Managing Jobs

Within each environment is a list of jobs. These jobs contain all the segments for your animated sequence. If you are creating a weekly television series called The Show, you could name your job show_ep_06 (the_show would be the name of your environment).

If each episode was composed of 100 animated shots, each job would contain 100 scenes.

Each job must have a unique name. You cannot have two jobs with the same name, even if they appear in two different environments. On the server, all the jobs are contained in the same folder.

As you continue working on your animation project, you may want to update the status of the jobs in your environment. This status can display one of three things:

The stage the job has reached
When the job will be vectorized
When the job will be rendered

As you complete your animation project, you can update a job's status to reflect where it is in the overall production process. You can classify jobs as being "In Production" or "Completed".

In Production: The job is still a work in progress. The other modules can still access this job.
Completed: The job is finished. The Harmony database still has all the job's components (scenes, elements, drawings), but the job neither appears nor is accessible from the Harmony applications.

In most cases, you would mark a job as "Completed" after it has been finalized (inked, painted, rendered) and transferred to a medium such as tape or sent to post-production.

You can change a job's status from "Completed" to "In Production" at any time to continue working on it.

If you want to remove a job and its data from the Harmony database and archive it, you can export the job from Control Center.

Before you send a job's scenes to be vectorized or rendered, you can change the job's priority level in the processing queue.

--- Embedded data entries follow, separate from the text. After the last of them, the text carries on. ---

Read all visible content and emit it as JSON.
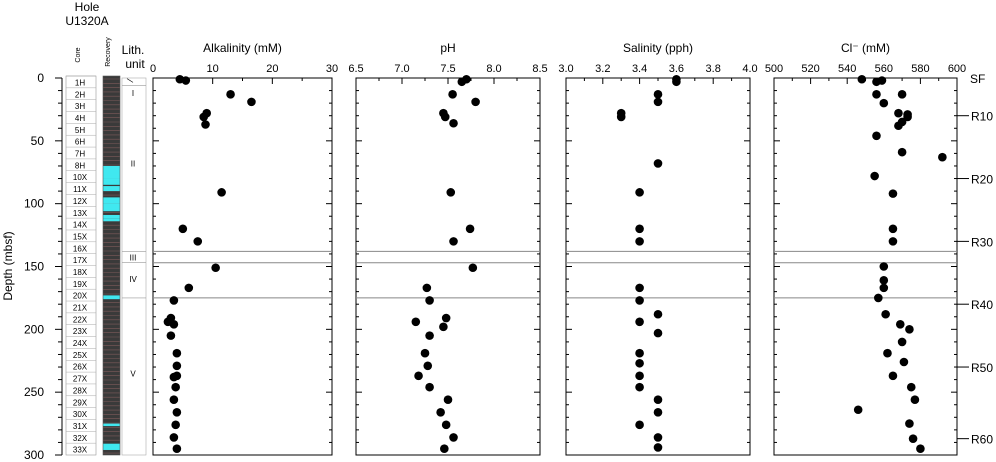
{
  "header": {
    "hole_line1": "Hole",
    "hole_line2": "U1320A"
  },
  "depth_axis": {
    "label": "Depth (mbsf)",
    "ylim": [
      0,
      300
    ],
    "major_ticks": [
      "0",
      "50",
      "100",
      "150",
      "200",
      "250",
      "300"
    ]
  },
  "core_column": {
    "header": "Core",
    "cores": [
      "1H",
      "2H",
      "3H",
      "4H",
      "5H",
      "6H",
      "7H",
      "8H",
      "10X",
      "11X",
      "12X",
      "13X",
      "14X",
      "15X",
      "16X",
      "17X",
      "18X",
      "19X",
      "20X",
      "21X",
      "22X",
      "23X",
      "24X",
      "25X",
      "26X",
      "27X",
      "28X",
      "29X",
      "30X",
      "31X",
      "32X",
      "33X"
    ]
  },
  "recovery_column": {
    "header": "Recovery",
    "dark_color": "#3a3a3a",
    "recovered_color": "#40e8f0",
    "recovered_depth_intervals": [
      [
        70,
        80
      ],
      [
        80,
        85
      ],
      [
        86,
        90
      ],
      [
        95,
        100
      ],
      [
        100,
        106
      ],
      [
        109,
        112
      ],
      [
        112,
        114
      ],
      [
        173,
        176
      ],
      [
        275,
        277
      ],
      [
        291,
        296
      ]
    ]
  },
  "lith_column": {
    "header_line1": "Lith.",
    "header_line2": "unit",
    "units": [
      "I",
      "II",
      "III",
      "IV",
      "V"
    ]
  },
  "reflectors": {
    "labels": [
      "SF",
      "R10",
      "R20",
      "R30",
      "R40",
      "R50",
      "R60"
    ]
  },
  "chart_data": [
    {
      "type": "scatter",
      "title": "Alkalinity (mM)",
      "xlim": [
        0,
        30
      ],
      "ylim": [
        0,
        300
      ],
      "x_ticks": [
        "0",
        "10",
        "20",
        "30"
      ],
      "points": [
        [
          4.5,
          1
        ],
        [
          5.5,
          2
        ],
        [
          13,
          13
        ],
        [
          16.5,
          19
        ],
        [
          9,
          28
        ],
        [
          8.5,
          31
        ],
        [
          8.8,
          37
        ],
        [
          11.5,
          91
        ],
        [
          5,
          120
        ],
        [
          7.5,
          130
        ],
        [
          10.5,
          151
        ],
        [
          6,
          167
        ],
        [
          3.5,
          177
        ],
        [
          3,
          191
        ],
        [
          2.5,
          194
        ],
        [
          3.5,
          196
        ],
        [
          3,
          205
        ],
        [
          4,
          219
        ],
        [
          4,
          229
        ],
        [
          4,
          237
        ],
        [
          3.5,
          238
        ],
        [
          3.8,
          246
        ],
        [
          3.5,
          256
        ],
        [
          4,
          266
        ],
        [
          3.8,
          276
        ],
        [
          3.5,
          286
        ],
        [
          4,
          295
        ]
      ]
    },
    {
      "type": "scatter",
      "title": "pH",
      "xlim": [
        6.5,
        8.5
      ],
      "ylim": [
        0,
        300
      ],
      "x_ticks": [
        "6.5",
        "7.0",
        "7.5",
        "8.0",
        "8.5"
      ],
      "points": [
        [
          7.7,
          1
        ],
        [
          7.65,
          3
        ],
        [
          7.55,
          13
        ],
        [
          7.8,
          19
        ],
        [
          7.45,
          28
        ],
        [
          7.47,
          31
        ],
        [
          7.56,
          36
        ],
        [
          7.53,
          91
        ],
        [
          7.74,
          120
        ],
        [
          7.56,
          130
        ],
        [
          7.77,
          151
        ],
        [
          7.27,
          167
        ],
        [
          7.3,
          177
        ],
        [
          7.48,
          191
        ],
        [
          7.15,
          194
        ],
        [
          7.45,
          198
        ],
        [
          7.3,
          205
        ],
        [
          7.25,
          219
        ],
        [
          7.28,
          229
        ],
        [
          7.18,
          237
        ],
        [
          7.3,
          246
        ],
        [
          7.5,
          256
        ],
        [
          7.42,
          266
        ],
        [
          7.48,
          276
        ],
        [
          7.56,
          286
        ],
        [
          7.46,
          295
        ]
      ]
    },
    {
      "type": "scatter",
      "title": "Salinity (pph)",
      "xlim": [
        3.0,
        4.0
      ],
      "ylim": [
        0,
        300
      ],
      "x_ticks": [
        "3.0",
        "3.2",
        "3.4",
        "3.6",
        "3.8",
        "4.0"
      ],
      "points": [
        [
          3.6,
          1
        ],
        [
          3.6,
          3
        ],
        [
          3.5,
          13
        ],
        [
          3.5,
          19
        ],
        [
          3.3,
          28
        ],
        [
          3.3,
          31
        ],
        [
          3.5,
          68
        ],
        [
          3.4,
          91
        ],
        [
          3.4,
          120
        ],
        [
          3.4,
          130
        ],
        [
          3.4,
          167
        ],
        [
          3.4,
          177
        ],
        [
          3.5,
          188
        ],
        [
          3.4,
          194
        ],
        [
          3.5,
          203
        ],
        [
          3.4,
          219
        ],
        [
          3.4,
          227
        ],
        [
          3.4,
          237
        ],
        [
          3.4,
          246
        ],
        [
          3.5,
          256
        ],
        [
          3.5,
          266
        ],
        [
          3.4,
          276
        ],
        [
          3.5,
          286
        ],
        [
          3.5,
          294
        ]
      ]
    },
    {
      "type": "scatter",
      "title": "Cl⁻ (mM)",
      "xlim": [
        500,
        600
      ],
      "ylim": [
        0,
        300
      ],
      "x_ticks": [
        "500",
        "520",
        "540",
        "560",
        "580",
        "600"
      ],
      "points": [
        [
          548,
          1
        ],
        [
          556,
          3
        ],
        [
          559,
          2
        ],
        [
          570,
          13
        ],
        [
          556,
          13
        ],
        [
          560,
          20
        ],
        [
          568,
          28
        ],
        [
          573,
          29
        ],
        [
          570,
          35
        ],
        [
          573,
          31
        ],
        [
          568,
          38
        ],
        [
          556,
          46
        ],
        [
          570,
          59
        ],
        [
          592,
          63
        ],
        [
          555,
          78
        ],
        [
          565,
          92
        ],
        [
          565,
          120
        ],
        [
          565,
          130
        ],
        [
          560,
          150
        ],
        [
          560,
          161
        ],
        [
          560,
          167
        ],
        [
          557,
          175
        ],
        [
          561,
          188
        ],
        [
          569,
          196
        ],
        [
          574,
          200
        ],
        [
          570,
          210
        ],
        [
          562,
          219
        ],
        [
          571,
          226
        ],
        [
          565,
          237
        ],
        [
          575,
          246
        ],
        [
          577,
          256
        ],
        [
          546,
          264
        ],
        [
          574,
          275
        ],
        [
          576,
          287
        ],
        [
          580,
          295
        ]
      ]
    }
  ]
}
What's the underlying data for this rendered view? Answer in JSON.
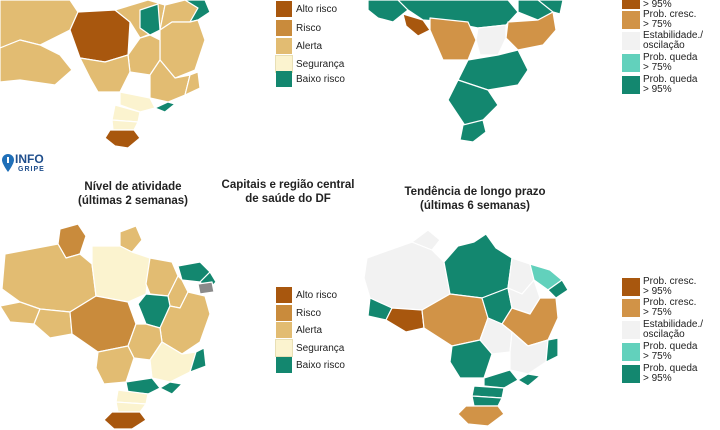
{
  "titles": {
    "nivel_line1": "Nível de atividade",
    "nivel_line2": "(últimas 2 semanas)",
    "capitais_line1": "Capitais e região central",
    "capitais_line2": "de saúde do DF",
    "tendencia_line1": "Tendência de longo prazo",
    "tendencia_line2": "(últimas 6 semanas)"
  },
  "logo": {
    "line1": "INFO",
    "line2": "GRIPE"
  },
  "activity_legend": [
    {
      "label": "Alto risco",
      "color": "#a8570e"
    },
    {
      "label": "Risco",
      "color": "#c98b3c"
    },
    {
      "label": "Alerta",
      "color": "#e2bc72"
    },
    {
      "label": "Segurança",
      "color": "#fbf3cf"
    },
    {
      "label": "Baixo risco",
      "color": "#13876f"
    }
  ],
  "trend_legend": [
    {
      "line1": "Prob. cresc.",
      "line2": "> 95%",
      "color": "#a8570e"
    },
    {
      "line1": "Prob. cresc.",
      "line2": "> 75%",
      "color": "#d19347"
    },
    {
      "line1": "Estabilidade./",
      "line2": "oscilação",
      "color": "#f2f2f2"
    },
    {
      "line1": "Prob. queda",
      "line2": "> 75%",
      "color": "#62d1bc"
    },
    {
      "line1": "Prob. queda",
      "line2": "> 95%",
      "color": "#13876f"
    }
  ],
  "top_trend_partial": {
    "first_line2": "> 95%"
  },
  "colors": {
    "alto_risco": "#a8570e",
    "risco": "#c98b3c",
    "alerta": "#e2bc72",
    "seguranca": "#fbf3cf",
    "baixo_risco": "#13876f",
    "cresc95": "#a8570e",
    "cresc75": "#d19347",
    "estab": "#f2f2f2",
    "queda75": "#62d1bc",
    "queda95": "#13876f",
    "sem_dado": "#8a8a8a"
  }
}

Increasing a job's priority lets the system process it before other jobs in the processing queue.

Use the Choose New Priority dialog box to change a job's rendering and vectorization queue priority. The priority is set using a sliding scale where 0 is the highest priority and 10 is the lowest.

For example, if job B is before job A in the queue, you can change the priority, so job A is processed first.

Changing a job's priority does not affect vectorizing or rendering jobs that are already sent in the queue. It will only affect jobs that are sent after making the change. If you want to change a job's priority after it has been sent to the queue, use the Change Priority button in the Queue window.

You should only delete jobs that you no longer need or that have already been exported to an archive (using the Export command available in the Admin menu).

When you delete a job, the following components are permanently removed:

Scenes
Elements
Drawings
Database information associated with the selected job
Palettes stored under the selected job

Before you delete a job:

Make sure no one else is currently using the job. Failure to do this may result in file corruption and loss of your work.
Wait until everyone is offline. This ensures no one can open the data files while you delete them.
You cannot archive a job by deleting the job. If you want to archive a job, you should export it to a new location where it can be stored permanently.

Changing the job's stage from In Production to Completed only hides the job in the Control Center window; all the associated files with the job are still on your system.

You cannot delete a job if it still contains scenes.